The aims of this study were to “assess surface contamination levels at the point of administration in an outpatient infusion center, evaluate the effectiveness of CSTD for administration to decrease the incidence of accidental exposure and levels of surface contamination, and reduce the level exposure at the chairside by maintaining an intact system.”

Evaluation of the CSTD was conducted by first using ChemoGLO wipes to prepare samples from the infusion chair arm, side table, and adjacent utility cart. These samples were collected prior to implementation of a CSTD for administration; collection was repeated at 6 and 15 months after implementation of CSTD. The level of the chemotherapeutic agents — docetaxel and paclitaxel — was detected and analyzed by liquid chromatography coupled with tandem mass spectrometry.

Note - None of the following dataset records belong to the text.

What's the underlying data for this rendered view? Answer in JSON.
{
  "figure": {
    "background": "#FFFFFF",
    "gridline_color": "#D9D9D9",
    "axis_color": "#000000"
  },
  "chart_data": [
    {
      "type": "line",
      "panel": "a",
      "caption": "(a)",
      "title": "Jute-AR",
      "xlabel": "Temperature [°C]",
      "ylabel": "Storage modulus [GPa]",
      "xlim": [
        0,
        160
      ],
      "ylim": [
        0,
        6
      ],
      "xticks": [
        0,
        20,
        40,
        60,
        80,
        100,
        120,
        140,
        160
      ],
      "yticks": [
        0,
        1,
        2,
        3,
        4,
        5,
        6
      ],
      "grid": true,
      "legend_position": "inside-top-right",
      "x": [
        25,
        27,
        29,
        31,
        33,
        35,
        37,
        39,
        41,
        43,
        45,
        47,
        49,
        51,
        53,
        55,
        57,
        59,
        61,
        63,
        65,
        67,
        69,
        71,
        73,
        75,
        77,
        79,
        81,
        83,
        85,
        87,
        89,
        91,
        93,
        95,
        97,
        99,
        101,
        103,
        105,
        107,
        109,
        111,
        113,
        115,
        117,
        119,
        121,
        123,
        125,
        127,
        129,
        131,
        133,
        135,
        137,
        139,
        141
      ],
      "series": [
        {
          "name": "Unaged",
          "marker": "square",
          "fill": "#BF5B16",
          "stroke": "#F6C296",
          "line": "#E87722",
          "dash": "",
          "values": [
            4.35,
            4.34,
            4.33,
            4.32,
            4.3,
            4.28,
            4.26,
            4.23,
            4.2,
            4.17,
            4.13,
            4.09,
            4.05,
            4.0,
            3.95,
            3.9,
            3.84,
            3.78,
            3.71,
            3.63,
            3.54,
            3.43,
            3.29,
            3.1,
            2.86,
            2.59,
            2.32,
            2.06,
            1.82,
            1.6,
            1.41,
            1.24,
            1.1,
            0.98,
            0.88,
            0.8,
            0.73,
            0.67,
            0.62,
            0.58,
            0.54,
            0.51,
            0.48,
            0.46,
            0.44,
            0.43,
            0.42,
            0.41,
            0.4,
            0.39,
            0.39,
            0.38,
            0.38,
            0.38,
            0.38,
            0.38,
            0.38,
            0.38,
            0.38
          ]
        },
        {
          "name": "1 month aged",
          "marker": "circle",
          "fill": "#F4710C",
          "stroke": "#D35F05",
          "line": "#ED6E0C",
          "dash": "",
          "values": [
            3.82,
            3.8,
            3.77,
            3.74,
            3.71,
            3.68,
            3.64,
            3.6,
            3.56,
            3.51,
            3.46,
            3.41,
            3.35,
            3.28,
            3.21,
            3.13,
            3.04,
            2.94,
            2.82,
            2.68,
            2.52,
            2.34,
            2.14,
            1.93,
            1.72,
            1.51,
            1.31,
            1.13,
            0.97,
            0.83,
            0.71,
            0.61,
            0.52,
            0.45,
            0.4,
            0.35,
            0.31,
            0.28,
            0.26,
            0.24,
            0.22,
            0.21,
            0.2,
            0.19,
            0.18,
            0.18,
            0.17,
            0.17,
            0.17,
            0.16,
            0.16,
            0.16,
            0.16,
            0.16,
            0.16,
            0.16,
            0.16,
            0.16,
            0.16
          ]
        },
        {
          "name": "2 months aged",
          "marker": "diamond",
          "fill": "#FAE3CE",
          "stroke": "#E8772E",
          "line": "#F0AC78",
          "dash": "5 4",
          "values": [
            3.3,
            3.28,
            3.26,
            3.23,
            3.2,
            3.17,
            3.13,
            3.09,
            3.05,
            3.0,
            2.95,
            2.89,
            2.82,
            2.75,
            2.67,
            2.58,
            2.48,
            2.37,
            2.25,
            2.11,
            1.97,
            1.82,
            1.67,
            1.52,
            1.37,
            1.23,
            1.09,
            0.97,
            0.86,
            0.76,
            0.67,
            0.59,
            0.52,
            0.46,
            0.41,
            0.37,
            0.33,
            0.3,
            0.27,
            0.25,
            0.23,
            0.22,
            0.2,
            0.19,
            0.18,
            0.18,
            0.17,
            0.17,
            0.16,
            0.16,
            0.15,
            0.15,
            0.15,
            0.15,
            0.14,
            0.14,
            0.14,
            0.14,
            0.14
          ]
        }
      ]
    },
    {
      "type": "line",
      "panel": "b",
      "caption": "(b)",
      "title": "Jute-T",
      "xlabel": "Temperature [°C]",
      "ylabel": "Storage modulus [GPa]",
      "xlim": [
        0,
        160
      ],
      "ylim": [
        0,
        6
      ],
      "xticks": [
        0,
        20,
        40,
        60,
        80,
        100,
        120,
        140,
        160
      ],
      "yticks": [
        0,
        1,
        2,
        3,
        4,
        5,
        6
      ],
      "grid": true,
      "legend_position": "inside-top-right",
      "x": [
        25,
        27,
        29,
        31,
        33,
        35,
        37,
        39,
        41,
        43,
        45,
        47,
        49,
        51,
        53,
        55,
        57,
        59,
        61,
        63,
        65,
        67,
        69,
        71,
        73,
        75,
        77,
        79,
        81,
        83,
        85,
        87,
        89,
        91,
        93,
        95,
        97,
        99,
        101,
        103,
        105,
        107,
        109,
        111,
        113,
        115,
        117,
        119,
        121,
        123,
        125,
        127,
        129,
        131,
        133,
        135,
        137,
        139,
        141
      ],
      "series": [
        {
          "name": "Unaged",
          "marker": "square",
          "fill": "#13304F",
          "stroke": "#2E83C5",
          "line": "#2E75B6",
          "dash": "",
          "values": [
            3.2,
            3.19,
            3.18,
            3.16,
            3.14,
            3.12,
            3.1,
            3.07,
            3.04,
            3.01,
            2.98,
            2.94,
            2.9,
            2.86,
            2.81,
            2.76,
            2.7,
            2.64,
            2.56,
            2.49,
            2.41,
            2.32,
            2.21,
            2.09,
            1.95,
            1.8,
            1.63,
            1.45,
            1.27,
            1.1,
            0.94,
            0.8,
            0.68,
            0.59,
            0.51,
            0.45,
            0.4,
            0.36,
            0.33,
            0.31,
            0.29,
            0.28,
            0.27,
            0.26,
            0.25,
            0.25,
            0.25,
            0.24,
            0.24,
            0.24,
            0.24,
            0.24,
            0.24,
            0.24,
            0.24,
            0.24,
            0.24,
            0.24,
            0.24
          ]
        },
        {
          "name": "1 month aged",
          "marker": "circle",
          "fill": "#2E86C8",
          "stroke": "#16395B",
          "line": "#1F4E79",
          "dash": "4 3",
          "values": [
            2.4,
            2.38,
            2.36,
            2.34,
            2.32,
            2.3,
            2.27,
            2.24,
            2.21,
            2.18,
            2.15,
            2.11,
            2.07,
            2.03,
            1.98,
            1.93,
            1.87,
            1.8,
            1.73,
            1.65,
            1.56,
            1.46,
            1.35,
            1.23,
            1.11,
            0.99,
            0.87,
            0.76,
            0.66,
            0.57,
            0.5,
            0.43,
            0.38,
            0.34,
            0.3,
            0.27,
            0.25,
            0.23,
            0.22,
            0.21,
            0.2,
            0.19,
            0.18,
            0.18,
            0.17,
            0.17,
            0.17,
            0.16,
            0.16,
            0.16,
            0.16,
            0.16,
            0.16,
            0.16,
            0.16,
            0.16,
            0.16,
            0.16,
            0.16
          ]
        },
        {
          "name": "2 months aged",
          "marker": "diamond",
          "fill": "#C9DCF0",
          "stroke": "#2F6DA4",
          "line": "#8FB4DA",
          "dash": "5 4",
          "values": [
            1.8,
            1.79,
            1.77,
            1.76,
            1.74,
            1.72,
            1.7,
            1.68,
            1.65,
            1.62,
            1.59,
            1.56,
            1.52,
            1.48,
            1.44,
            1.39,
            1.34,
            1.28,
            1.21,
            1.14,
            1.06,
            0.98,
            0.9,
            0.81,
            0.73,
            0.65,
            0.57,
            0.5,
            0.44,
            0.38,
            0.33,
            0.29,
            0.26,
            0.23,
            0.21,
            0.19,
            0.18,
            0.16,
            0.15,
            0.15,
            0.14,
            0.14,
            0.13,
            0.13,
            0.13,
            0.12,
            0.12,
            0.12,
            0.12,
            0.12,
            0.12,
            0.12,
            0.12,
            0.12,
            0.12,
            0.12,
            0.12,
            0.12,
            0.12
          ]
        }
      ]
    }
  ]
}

The investigators reported that “the chair arm and cart revealed no evidence of contamination, but the side table revealed contamination of docetaxel and paclitaxel at 847.4ng/ft2 and 1530.9ng/ft2, respectively. Samples collected, post-CSTD implementation, were negative, both at 6 and 15 months.”

The investigators concluded that placing the valve of a closed system device at the end of a syringe or tubing can prevent leakage or accidental discharges during and after administration.